Spławikowe Mistrzostwa Koła 27.03.2011

 

 Spławikowe Mistrzostwa Koła

  W niedzielę 27 marca odbyły się Spławikowe Mistrzostwa Koła nr 29 PZW w Kobyłka. Licznie przybyłych zawodników przywitała mroźna pogoda, ale gorąca herbata i perspektywa rywalizacji w gronie znakomitych wędkarzy spowodowała, że wszystkim zrobiło się cieplej.

 

 

 Uroczystego otwarcia zawodów dokonał prezes koła - Jan Krzysztof Skrzypkowski. Następnie na maszt powędrowała kołowa flaga. Wciągnęli ją ubiegłoroczni mistrzowie koła. Chwilę potem zawodnicy wylosowali numerki i udali się w stronę swoich stanowisk. Aby każdy mógł na spokojnie rozłożyć stanowisko i wędki wyznaczono 1,5 godziny na przygotowanie. Czas upływał bardzo szybko - w ruch poszły wiadra z zanętami, w których roiło się od wyśmienitych mieszanek dostosowanych do trudnych marcowych warunków. Wreszcie przyszedł czas nęcenia, a chwilę później łowienia. Z treningów wynikało, że ryb w kanale jest mnóstwo - zwłaszcza uklejek. Niestety, nocny przymrozek spowodował, że ukleja, podobnie jak inne gatunki przemieściła się w sobie tylko znane miejsca. Zawodnicy starali się złowić cokolwiek.
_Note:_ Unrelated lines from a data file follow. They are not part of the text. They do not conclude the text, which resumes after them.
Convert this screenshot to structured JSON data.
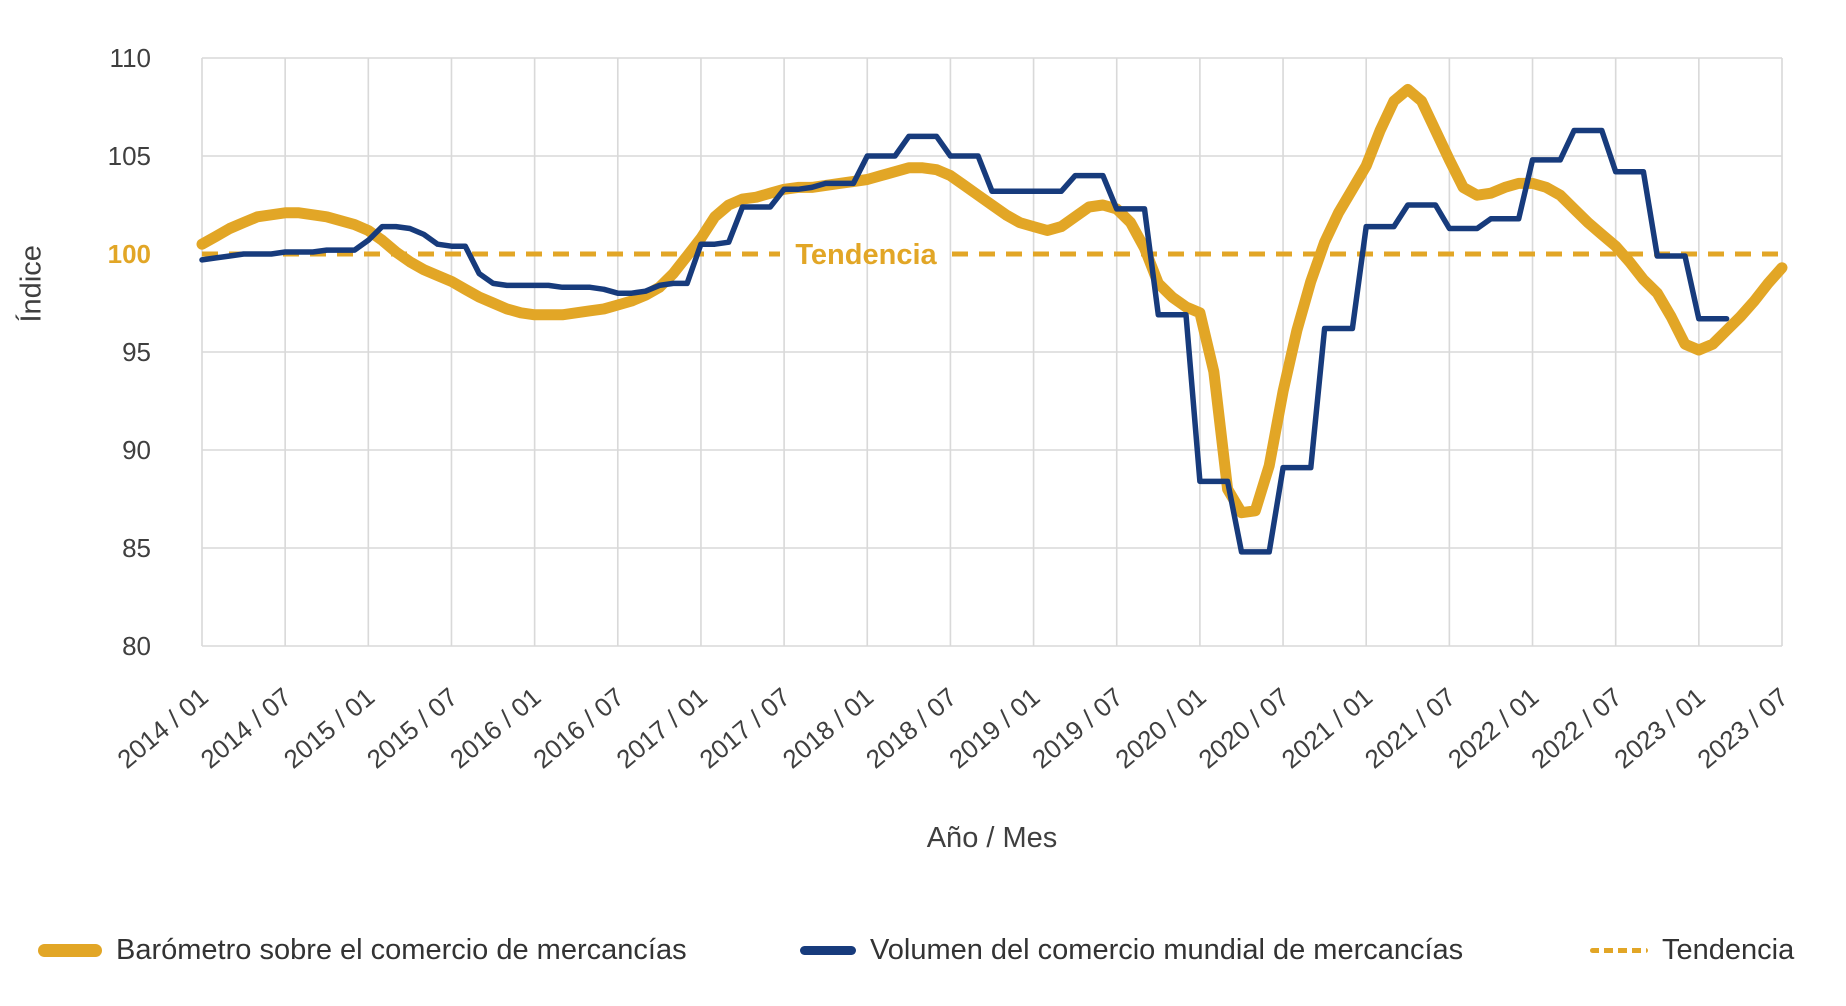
{
  "chart_data": {
    "type": "line",
    "title": "",
    "xlabel": "Año / Mes",
    "ylabel": "Índice",
    "ylim": [
      80,
      110
    ],
    "yticks": [
      80,
      85,
      90,
      95,
      100,
      105,
      110
    ],
    "grid": true,
    "legend_position": "bottom",
    "months_total": 115,
    "x_first_month": "2014/01",
    "x_last_month": "2023/07",
    "x_tick_every_months": 6,
    "x_tick_labels": [
      "2014 / 01",
      "2014 / 07",
      "2015 / 01",
      "2015 / 07",
      "2016 / 01",
      "2016 / 07",
      "2017 / 01",
      "2017 / 07",
      "2018 / 01",
      "2018 / 07",
      "2019 / 01",
      "2019 / 07",
      "2020 / 01",
      "2020 / 07",
      "2021 / 01",
      "2021 / 07",
      "2022 / 01",
      "2022 / 07",
      "2023 / 01",
      "2023 / 07"
    ],
    "trend": {
      "label": "Tendencia",
      "value": 100
    },
    "series": [
      {
        "name": "Barómetro sobre el comercio de mercancías",
        "color": "#E2A626",
        "stroke_width": 11,
        "values": [
          100.5,
          100.9,
          101.3,
          101.6,
          101.9,
          102.0,
          102.1,
          102.1,
          102.0,
          101.9,
          101.7,
          101.5,
          101.2,
          100.7,
          100.1,
          99.6,
          99.2,
          98.9,
          98.6,
          98.2,
          97.8,
          97.5,
          97.2,
          97.0,
          96.9,
          96.9,
          96.9,
          97.0,
          97.1,
          97.2,
          97.4,
          97.6,
          97.9,
          98.3,
          99.0,
          99.9,
          100.8,
          101.9,
          102.5,
          102.8,
          102.9,
          103.1,
          103.3,
          103.4,
          103.4,
          103.5,
          103.6,
          103.7,
          103.8,
          104.0,
          104.2,
          104.4,
          104.4,
          104.3,
          104.0,
          103.5,
          103.0,
          102.5,
          102.0,
          101.6,
          101.4,
          101.2,
          101.4,
          101.9,
          102.4,
          102.5,
          102.3,
          101.6,
          100.3,
          98.5,
          97.8,
          97.3,
          97.0,
          94.0,
          88.0,
          86.8,
          86.9,
          89.2,
          93.0,
          96.1,
          98.6,
          100.6,
          102.1,
          103.3,
          104.5,
          106.3,
          107.8,
          108.4,
          107.8,
          106.3,
          104.8,
          103.4,
          103.0,
          103.1,
          103.4,
          103.6,
          103.6,
          103.4,
          103.0,
          102.3,
          101.6,
          101.0,
          100.4,
          99.6,
          98.7,
          98.0,
          96.8,
          95.4,
          95.1,
          95.4,
          96.1,
          96.8,
          97.6,
          98.5,
          99.3
        ]
      },
      {
        "name": "Volumen del comercio mundial de mercancías",
        "color": "#173B7C",
        "stroke_width": 5.5,
        "values": [
          99.7,
          99.8,
          99.9,
          100.0,
          100.0,
          100.0,
          100.1,
          100.1,
          100.1,
          100.2,
          100.2,
          100.2,
          100.7,
          101.4,
          101.4,
          101.3,
          101.0,
          100.5,
          100.4,
          100.4,
          99.0,
          98.5,
          98.4,
          98.4,
          98.4,
          98.4,
          98.3,
          98.3,
          98.3,
          98.2,
          98.0,
          98.0,
          98.1,
          98.4,
          98.5,
          98.5,
          100.5,
          100.5,
          100.6,
          102.4,
          102.4,
          102.4,
          103.3,
          103.3,
          103.4,
          103.6,
          103.6,
          103.6,
          105.0,
          105.0,
          105.0,
          106.0,
          106.0,
          106.0,
          105.0,
          105.0,
          105.0,
          103.2,
          103.2,
          103.2,
          103.2,
          103.2,
          103.2,
          104.0,
          104.0,
          104.0,
          102.3,
          102.3,
          102.3,
          96.9,
          96.9,
          96.9,
          88.4,
          88.4,
          88.4,
          84.8,
          84.8,
          84.8,
          89.1,
          89.1,
          89.1,
          96.2,
          96.2,
          96.2,
          101.4,
          101.4,
          101.4,
          102.5,
          102.5,
          102.5,
          101.3,
          101.3,
          101.3,
          101.8,
          101.8,
          101.8,
          104.8,
          104.8,
          104.8,
          106.3,
          106.3,
          106.3,
          104.2,
          104.2,
          104.2,
          99.9,
          99.9,
          99.9,
          96.7,
          96.7,
          96.7
        ]
      },
      {
        "name": "Tendencia",
        "color": "#E2A626",
        "stroke_width": 5,
        "dashed": true,
        "values": []
      }
    ],
    "annotation": {
      "text": "Tendencia",
      "x": 866,
      "y": 100
    }
  },
  "axes": {
    "ylabel": "Índice",
    "xlabel": "Año / Mes",
    "highlighted_ytick": "100"
  },
  "colors": {
    "gold": "#E2A626",
    "navy": "#173B7C",
    "grid": "#D9D9D9",
    "tick_text": "#3F3F3F",
    "legend_text": "#333333",
    "background": "#FFFFFF"
  },
  "legend": {
    "barometer_label": "Barómetro sobre el comercio de mercancías",
    "volume_label": "Volumen del comercio mundial de mercancías",
    "trend_label": "Tendencia"
  }
}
Efektem I tury było kilkanaście płotek, kilka okonków i pojedyńcze ukleje. Po pierwszym ważeniu, wędkarze mogli najeść się do syta pysznymi kiełbaskami z grilla. Pełni sił i nadziei na poprawę wyników wszyscy przystapili do II tury. Ta okazała się zdecydowanie rybniejsza. Już na samym początku wędkę niżej podpisanego przygięła grubsza ryba. Po krótkim holu oczom zawodnika i kibiców ukazał się przyzwoity karpik - jak się okazało zdecydowanie największa ryba zawodów. Chwilę później była szansa na drugiego, niestety tym razem to ryba była górą. Wielu zawodników w II turze złowiło dużo ładnych płoci - wśród nich Zbigniew Płoński, Damian Furmańczyk i Lech Tomaszewski. Tomek Solka doskonale wybronił się uklejami. W mniej rybnym sektorze od strony Warszawy wszystkich pogodził jednak Grzegorz Kowalczyk, który wygrywając obie tury został bezapelacyjnym zwycięzcą i mistrzem koła! Drugie miejsce wywalczył wspomniany Tomek Solka, a trzecia pozycja przypadła równo łowiącemu Krzyśkowi Turkowi, dla którego to trzeci medal z rzędu na mistrzowskich imprezach kołowych. W kategorii kobiet po raz kolejny triumfowała Martyna Szpondowska, zaś w kategorii juniorów najlepszy okazał się Kacper Gawrych. W kategorii najmłodszych - kadetów zwyciężył Michał Turek.

Po ciężkich zmaganiach przyszedł czas na wręczenie pamiątkowych dyplomów, pucharów oraz nagród. Zawodnikom zostało tylko podziękować za wspaniałą rywalizację, wymienić się gratulacjami oraz stanąć do pamiątkowego zdjęcia.

I choć ryby nie dopisały, zawody trzeba uznać za wyjątkowo udane. Przyczynił się do tego cały sztab ludzi, poczynając od zarządu koła, poprzez doskonale spisujących się sędziów z sędzią głównym Henrykiem Podgórskim na czele. A pogoda? Zaczęło się nieciekawie, bowiem tak jak wspomniałem przywitał nas mróz. Potem było już tylko, lepiej, zza chmur wyszło słońce, które miejsmy nadzieję będzie zwiastunem wspaniałego sezonu wędkarskiego.